- Gene prediction by computational methods for finding the location of protein coding regions is one of the essential issues in bioinformatics.
- Gene prediction basically means locating genes along a genome. Also called gene finding, it refers to the process of identifying the regions of genomic DNA that encode genes.
- This includes protein coding genes, RNA genes and other functional elements such as the regulatory genes.
Importance of Gene Prediction
- Helps to annotate large, contiguous sequences
- Aids in the identification of fundamental and essential elements of genome such as functional genes, intron, exon, splicing sites, regulatory sites, gene encoding known proteins, motifs, EST, ACR, etc.
- Distinguish between coding and non-coding regions of a genome
- Predict complete exon – intron structures of protein coding regions
- Describe individual genes in terms of their function
- It has vast application in structural genomics ,functional genomics , metabolomics, transcriptomics, proteomics, genome studies and other genetic related studies including genetics disorders detection, treatment and prevention.
Bioinformatics and the Prediction of Genes
- With databases of human and model organism DNA sequences increasing quickly with time, it has become almost impossible to carry out the conventional painstaking experimentation on living cells and organisms to predict genes.
- Formerly, statistical analysis of the rates of homologous recombination of several different genes could determine their order on a certain chromosome, and information from many such experiments could be combined to create a genetic map specifying the rough location of known genes relative to each other.
- However, today, the frontiers of bioinformatics research are making it increasingly possible to predict the function of such a deluge of genes based on its sequence alone.
Methods of Gene Prediction
Two classes of methods are generally adopted:
A. Similarity based searches
It is a method based on sequence similarity searches.
- It is a conceptually simple approach that is based on finding similarity in gene sequences between ESTs (expressed sequence tags), proteins, or other genomes to the input genome.
- This approach is based on the assumption that functional regions (exons) are more conserved evolutionarily than nonfunctional regions (intergenic or intronic regions).
- Once there is similarity between a certain genomic region and an EST, DNA, or protein, the similarity information can be used to infer gene structure or function of that region.

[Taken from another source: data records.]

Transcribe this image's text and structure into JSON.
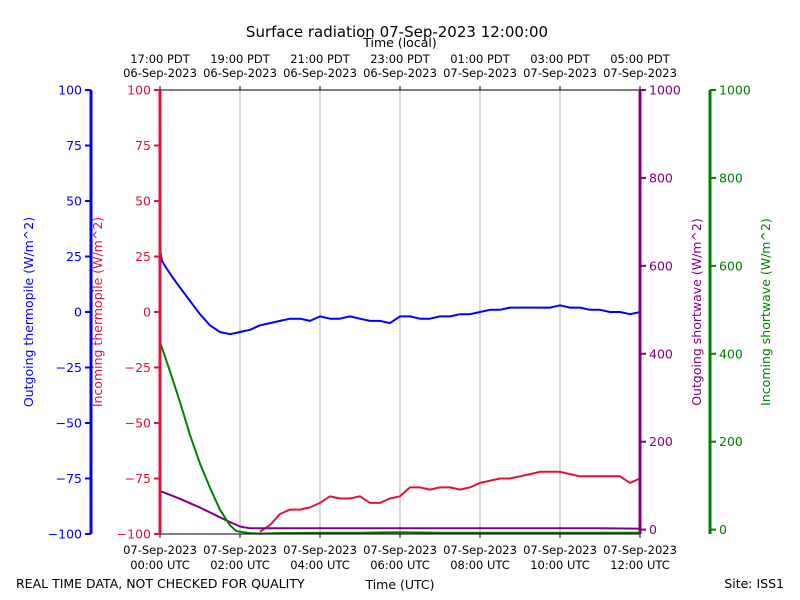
{
  "chart_data": {
    "type": "line",
    "title": "Surface radiation 07-Sep-2023 12:00:00",
    "top_axis_label": "Time (local)",
    "xlabel": "Time (UTC)",
    "footer_left": "REAL TIME DATA, NOT CHECKED FOR QUALITY",
    "footer_right": "Site: ISS1",
    "x_range_hours_utc": [
      0,
      12
    ],
    "grid": "vertical",
    "bottom_ticks": [
      {
        "x": 0,
        "line1": "07-Sep-2023",
        "line2": "00:00 UTC"
      },
      {
        "x": 2,
        "line1": "07-Sep-2023",
        "line2": "02:00 UTC"
      },
      {
        "x": 4,
        "line1": "07-Sep-2023",
        "line2": "04:00 UTC"
      },
      {
        "x": 6,
        "line1": "07-Sep-2023",
        "line2": "06:00 UTC"
      },
      {
        "x": 8,
        "line1": "07-Sep-2023",
        "line2": "08:00 UTC"
      },
      {
        "x": 10,
        "line1": "07-Sep-2023",
        "line2": "10:00 UTC"
      },
      {
        "x": 12,
        "line1": "07-Sep-2023",
        "line2": "12:00 UTC"
      }
    ],
    "top_ticks": [
      {
        "x": 0,
        "line1": "17:00 PDT",
        "line2": "06-Sep-2023"
      },
      {
        "x": 2,
        "line1": "19:00 PDT",
        "line2": "06-Sep-2023"
      },
      {
        "x": 4,
        "line1": "21:00 PDT",
        "line2": "06-Sep-2023"
      },
      {
        "x": 6,
        "line1": "23:00 PDT",
        "line2": "06-Sep-2023"
      },
      {
        "x": 8,
        "line1": "01:00 PDT",
        "line2": "07-Sep-2023"
      },
      {
        "x": 10,
        "line1": "03:00 PDT",
        "line2": "07-Sep-2023"
      },
      {
        "x": 12,
        "line1": "05:00 PDT",
        "line2": "07-Sep-2023"
      }
    ],
    "axes": [
      {
        "id": "outgoing_thermopile",
        "label": "Outgoing thermopile (W/m^2)",
        "color": "#0000ff",
        "side": "left-outer",
        "ylim": [
          -100,
          100
        ],
        "ticks": [
          -100,
          -75,
          -50,
          -25,
          0,
          25,
          50,
          75,
          100
        ]
      },
      {
        "id": "incoming_thermopile",
        "label": "Incoming thermopile (W/m^2)",
        "color": "#dc143c",
        "side": "left-inner",
        "ylim": [
          -100,
          100
        ],
        "ticks": [
          -100,
          -75,
          -50,
          -25,
          0,
          25,
          50,
          75,
          100
        ]
      },
      {
        "id": "outgoing_shortwave",
        "label": "Outgoing shortwave (W/m^2)",
        "color": "#800080",
        "side": "right-inner",
        "ylim": [
          -10,
          1000
        ],
        "ticks": [
          0,
          200,
          400,
          600,
          800,
          1000
        ]
      },
      {
        "id": "incoming_shortwave",
        "label": "Incoming shortwave (W/m^2)",
        "color": "#008000",
        "side": "right-outer",
        "ylim": [
          -10,
          1000
        ],
        "ticks": [
          0,
          200,
          400,
          600,
          800,
          1000
        ]
      }
    ],
    "series": [
      {
        "axis": "outgoing_thermopile",
        "color": "#0000ff",
        "x": [
          0,
          0.05,
          0.15,
          0.3,
          0.5,
          0.75,
          1.0,
          1.25,
          1.5,
          1.75,
          2.0,
          2.25,
          2.5,
          2.75,
          3.0,
          3.25,
          3.5,
          3.75,
          4.0,
          4.25,
          4.5,
          4.75,
          5.0,
          5.25,
          5.5,
          5.75,
          6.0,
          6.25,
          6.5,
          6.75,
          7.0,
          7.25,
          7.5,
          7.75,
          8.0,
          8.25,
          8.5,
          8.75,
          9.0,
          9.25,
          9.5,
          9.75,
          10.0,
          10.25,
          10.5,
          10.75,
          11.0,
          11.25,
          11.5,
          11.75,
          12.0
        ],
        "y": [
          28,
          23,
          20,
          16,
          11,
          5,
          -1,
          -6,
          -9,
          -10,
          -9,
          -8,
          -6,
          -5,
          -4,
          -3,
          -3,
          -4,
          -2,
          -3,
          -3,
          -2,
          -3,
          -4,
          -4,
          -5,
          -2,
          -2,
          -3,
          -3,
          -2,
          -2,
          -1,
          -1,
          0,
          1,
          1,
          2,
          2,
          2,
          2,
          2,
          3,
          2,
          2,
          1,
          1,
          0,
          0,
          -1,
          0
        ]
      },
      {
        "axis": "incoming_thermopile",
        "color": "#dc143c",
        "x": [
          2.5,
          2.75,
          3.0,
          3.25,
          3.5,
          3.75,
          4.0,
          4.25,
          4.5,
          4.75,
          5.0,
          5.25,
          5.5,
          5.75,
          6.0,
          6.25,
          6.5,
          6.75,
          7.0,
          7.25,
          7.5,
          7.75,
          8.0,
          8.25,
          8.5,
          8.75,
          9.0,
          9.25,
          9.5,
          9.75,
          10.0,
          10.25,
          10.5,
          10.75,
          11.0,
          11.25,
          11.5,
          11.75,
          12.0
        ],
        "y": [
          -99,
          -96,
          -91,
          -89,
          -89,
          -88,
          -86,
          -83,
          -84,
          -84,
          -83,
          -86,
          -86,
          -84,
          -83,
          -79,
          -79,
          -80,
          -79,
          -79,
          -80,
          -79,
          -77,
          -76,
          -75,
          -75,
          -74,
          -73,
          -72,
          -72,
          -72,
          -73,
          -74,
          -74,
          -74,
          -74,
          -74,
          -77,
          -75
        ]
      },
      {
        "axis": "outgoing_shortwave",
        "color": "#800080",
        "x": [
          0,
          0.5,
          1.0,
          1.5,
          1.75,
          2.0,
          2.25,
          2.5,
          3.0,
          4.0,
          5.0,
          6.0,
          7.0,
          8.0,
          9.0,
          10.0,
          11.0,
          12.0
        ],
        "y": [
          88,
          70,
          50,
          28,
          17,
          7,
          3,
          3,
          3,
          3,
          3,
          3,
          3,
          3,
          3,
          3,
          3,
          2
        ]
      },
      {
        "axis": "incoming_shortwave",
        "color": "#008000",
        "x": [
          0,
          0.25,
          0.5,
          0.75,
          1.0,
          1.25,
          1.5,
          1.75,
          1.9,
          2.0,
          2.25,
          2.5,
          3.0,
          4.0,
          5.0,
          6.0,
          7.0,
          8.0,
          9.0,
          10.0,
          11.0,
          12.0
        ],
        "y": [
          427,
          360,
          290,
          215,
          150,
          95,
          45,
          10,
          -3,
          -5,
          -8,
          -9,
          -8,
          -7,
          -7,
          -6,
          -7,
          -7,
          -7,
          -7,
          -7,
          -7
        ]
      }
    ]
  }
}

- Local alignment and global alignment are two methods based on similarity searches. The most common local alignment tool is the BLAST family of programs, which detects sequence similarity to known genes, proteins, or ESTs.

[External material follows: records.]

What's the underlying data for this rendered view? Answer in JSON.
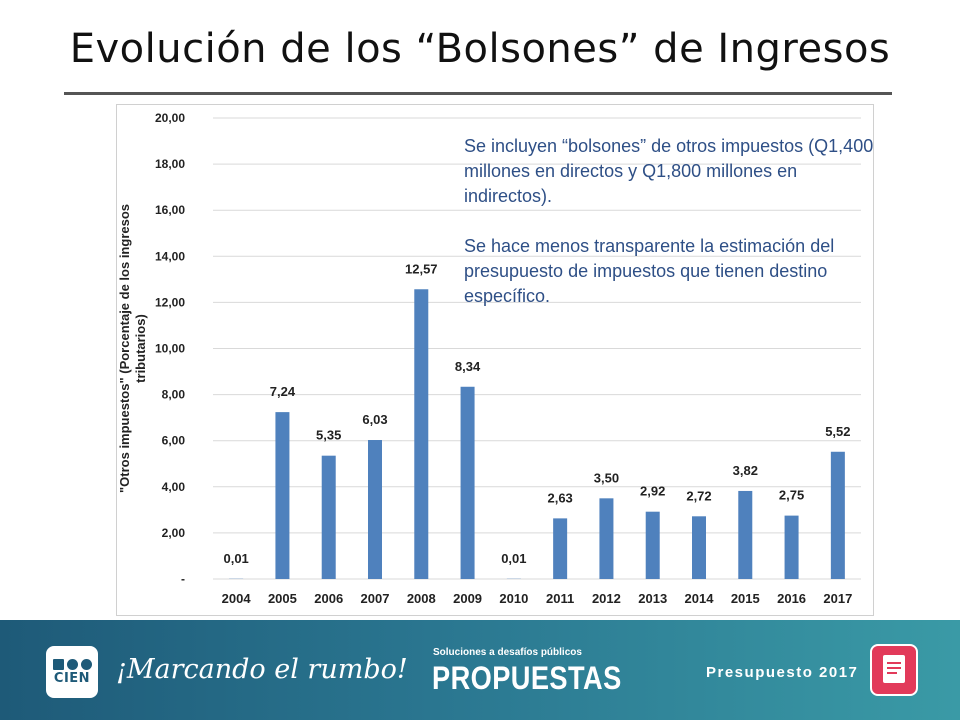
{
  "slide": {
    "title": "Evolución de los “Bolsones” de Ingresos"
  },
  "notes": [
    "Se incluyen “bolsones” de otros impuestos (Q1,400 millones en directos y Q1,800 millones en indirectos).",
    "Se hace menos transparente la estimación del presupuesto de impuestos que tienen destino específico."
  ],
  "chart_data": {
    "type": "bar",
    "categories": [
      "2004",
      "2005",
      "2006",
      "2007",
      "2008",
      "2009",
      "2010",
      "2011",
      "2012",
      "2013",
      "2014",
      "2015",
      "2016",
      "2017"
    ],
    "values": [
      0.01,
      7.24,
      5.35,
      6.03,
      12.57,
      8.34,
      0.01,
      2.63,
      3.5,
      2.92,
      2.72,
      3.82,
      2.75,
      5.52
    ],
    "data_labels": [
      "0,01",
      "7,24",
      "5,35",
      "6,03",
      "12,57",
      "8,34",
      "0,01",
      "2,63",
      "3,50",
      "2,92",
      "2,72",
      "3,82",
      "2,75",
      "5,52"
    ],
    "ylabel_line1": "\"Otros impuestos\" (Porcentaje de los ingresos",
    "ylabel_line2": "tributarios)",
    "ylim": [
      0,
      20
    ],
    "yticks": [
      0,
      2,
      4,
      6,
      8,
      10,
      12,
      14,
      16,
      18,
      20
    ],
    "ytick_labels": [
      "-",
      "2,00",
      "4,00",
      "6,00",
      "8,00",
      "10,00",
      "12,00",
      "14,00",
      "16,00",
      "18,00",
      "20,00"
    ],
    "grid": true,
    "bar_color": "#4f81bd"
  },
  "footer": {
    "logo_text": "CIEN",
    "tagline": "¡Marcando el rumbo!",
    "propuestas_small": "Soluciones a desafíos públicos",
    "propuestas_big": "PROPUESTAS",
    "budget_label": "Presupuesto 2017",
    "icon": "document-icon"
  }
}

- Two more types of software, PROCRUSTES and GeneWise , use global alignment of a homologous protein to translated ORFs in a genomic sequence for gene prediction.
- A new heuristic method based on pairwise genome comparison has been implemented in the software called CSTfinder.
B. Ab- initio prediction
It is a method based on gene structure and signal-based searches.

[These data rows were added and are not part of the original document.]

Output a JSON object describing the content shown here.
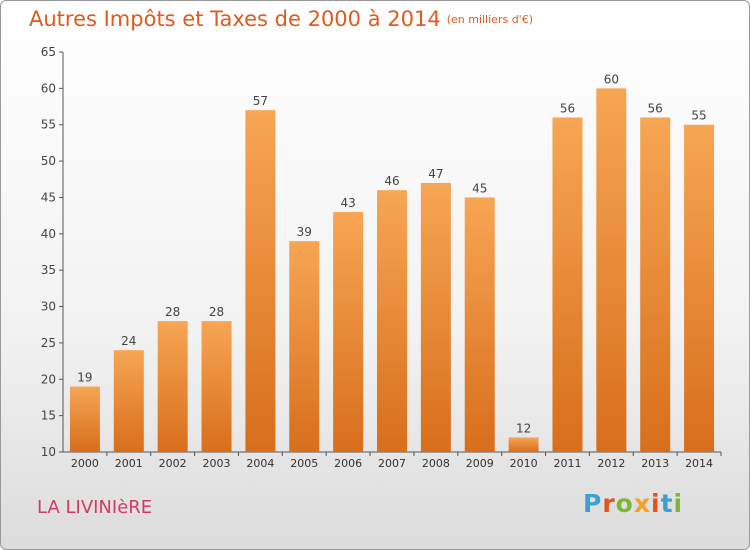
{
  "header": {
    "title": "Autres Impôts et Taxes de 2000 à 2014",
    "unit": "(en milliers d'€)"
  },
  "footer": {
    "commune": "LA LIVINIèRE",
    "logo": "Proxiti"
  },
  "colors": {
    "title": "#e05a1e",
    "commune": "#d23c64",
    "bar_light": "#f7a654",
    "bar_dark": "#d86e1c",
    "logo_letters": [
      "#3ca0d2",
      "#e0541e",
      "#7ab834",
      "#f3a11e",
      "#e0541e",
      "#3ca0d2",
      "#7ab834"
    ]
  },
  "chart_data": {
    "type": "bar",
    "title": "Autres Impôts et Taxes de 2000 à 2014",
    "subtitle": "(en milliers d'€)",
    "xlabel": "",
    "ylabel": "",
    "categories": [
      "2000",
      "2001",
      "2002",
      "2003",
      "2004",
      "2005",
      "2006",
      "2007",
      "2008",
      "2009",
      "2010",
      "2011",
      "2012",
      "2013",
      "2014"
    ],
    "values": [
      19,
      24,
      28,
      28,
      57,
      39,
      43,
      46,
      47,
      45,
      12,
      56,
      60,
      56,
      55
    ],
    "ylim": [
      10,
      65
    ],
    "yticks": [
      10,
      15,
      20,
      25,
      30,
      35,
      40,
      45,
      50,
      55,
      60,
      65
    ],
    "grid": false,
    "data_labels": true
  }
}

- It uses gene structure as a template to detect genes
- Ab initio gene predictions rely on two types of sequence information: signal sensors and content sensors.
- Signal sensors refer to short sequence motifs, such as splice sites, branch points, polypyrimidine tracts, start codons and stop codons.
- On the other hand content sensors refer to the patterns of codon usage that are unique to a species, and allow coding sequences to be distinguished from the surrounding non-coding sequences by statistical detection algorithms. Exon detection must rely on the content sensors.
- The search by this method thus relies on the major feature present in the genes.
- Many algorithms are applied for modeling gene structure, such as Dynamic Programming, linear discriminant analysis, Linguist methods, Hidden Markov Model and Neural Network.
- Based on these models, a great number of ab initio gene prediction programs have been developed. Some of the frequently used ones are GeneID, FGENESH, GeneParser, GlimmerM, GENSCAN etc.